Jacksons Whos Afraid of Red Blue & Yellow
  • Hauser & Wirth
  • Jackson's Who's Afraid of Red Blue & Yellow
Then he showed a video of paint pouring through the propeller of a model airplane—something I didn't entirely understand called Accidents in Abstract Painting, which also includes another performance/painting of a car loaded with paint and then crashed into a wall before a show so that visitors see the results (kind of like the secret performance Jackson did at SAM for Target Practice, which involved turning canvases loaded with paint toward the wall and smearing the colors on, then leaving the backwards-turned canvases on the wall with the paint). Jackson's making fun of the way the abstract expressionists glorified accidents as the only true expressions (something Rauschenberg took aim at in works like Factum I and II), but in a sunny way. After the video of the paint splattering all over the place through the propeller stopped, Jackson paused, then said, "That's how I make a living."

Jackson also took this opportunity to tell the audience that the painting made upstairs at SAM—which the museum still stands to acquire, which means that Jackson still stands to make money off of it, which means he probably shouldn't talk shit about it—wasn't a particularly good one.

"After a while, you get so good at it that it's no good anymore," he said.

During the Q&A, McCarthy explained something that I wondered: How did he feel about depicting de Kooning as a bumbling idiot in his famous video The Painter (here!) while de Kooning himself was suffering from dementia?

"I'd bought a blond wig and planned to be Warhol in that video, and then I put the wig on and looked in the mirror and said, Oh. De Kooning. It happened 10 minutes before the thing started. At the time, de Kooning was sick, but I had no idea. It got related that way, but at the time I made it it wasn't that," McCarthy said.

McCarthy talked some more, about the influence of Dieter Roth's cheese installation in LA in 1970, about Robert Mallary's sculptures of clothes dipped in resin (here, tuxedoes "impregnated" with resin), and about how for Sailor's Meat (the 1975 performance with the raw-hamburger-humping), he'd been inspired by a still from the B-porn movie Europe Raw, and that his mind at the time had been taken up with (the dirty/clean) thought of "a ship going into the void."

Yes, yes, but would they fight?

"Walt Disney is the greatest artist of the 20th century," Jackson announced, unprompted, sending a shot across McCarthy's bow. "I mean, it's true, whether you like it or not." Ominously, his voice dropped into baritone on "whether you like it or not."

McCarthy took the bait.

"Mickey Mouse is perfect: the proportions, it's the David," he said.
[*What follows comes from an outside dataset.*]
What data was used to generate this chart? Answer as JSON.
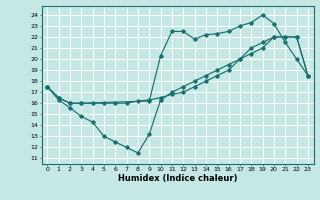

Everyone laughed. "At the same time I see it as something to attack. The corporateness of it. I remember once being in the back of Disneyland where there were these squirrel characters with their heads off, like, having a cigarette. The tour guide said, 'They're breaking the dream!' I said, 'Like Walter Benjamin.' [Nerdy theory reference that drew a few lonely laughs.] It's this Shangri-La, this controlled space. And I come from a controlled space, this city beyond the mountains: Salt Lake City. I've always been interested in control and conditioning. So for me, it's about the deconstruction of Disneyland. ...I prefer to take the position of critiquing Disneyland."

You couldn't help loving them both, especially together. It was an extremely American night.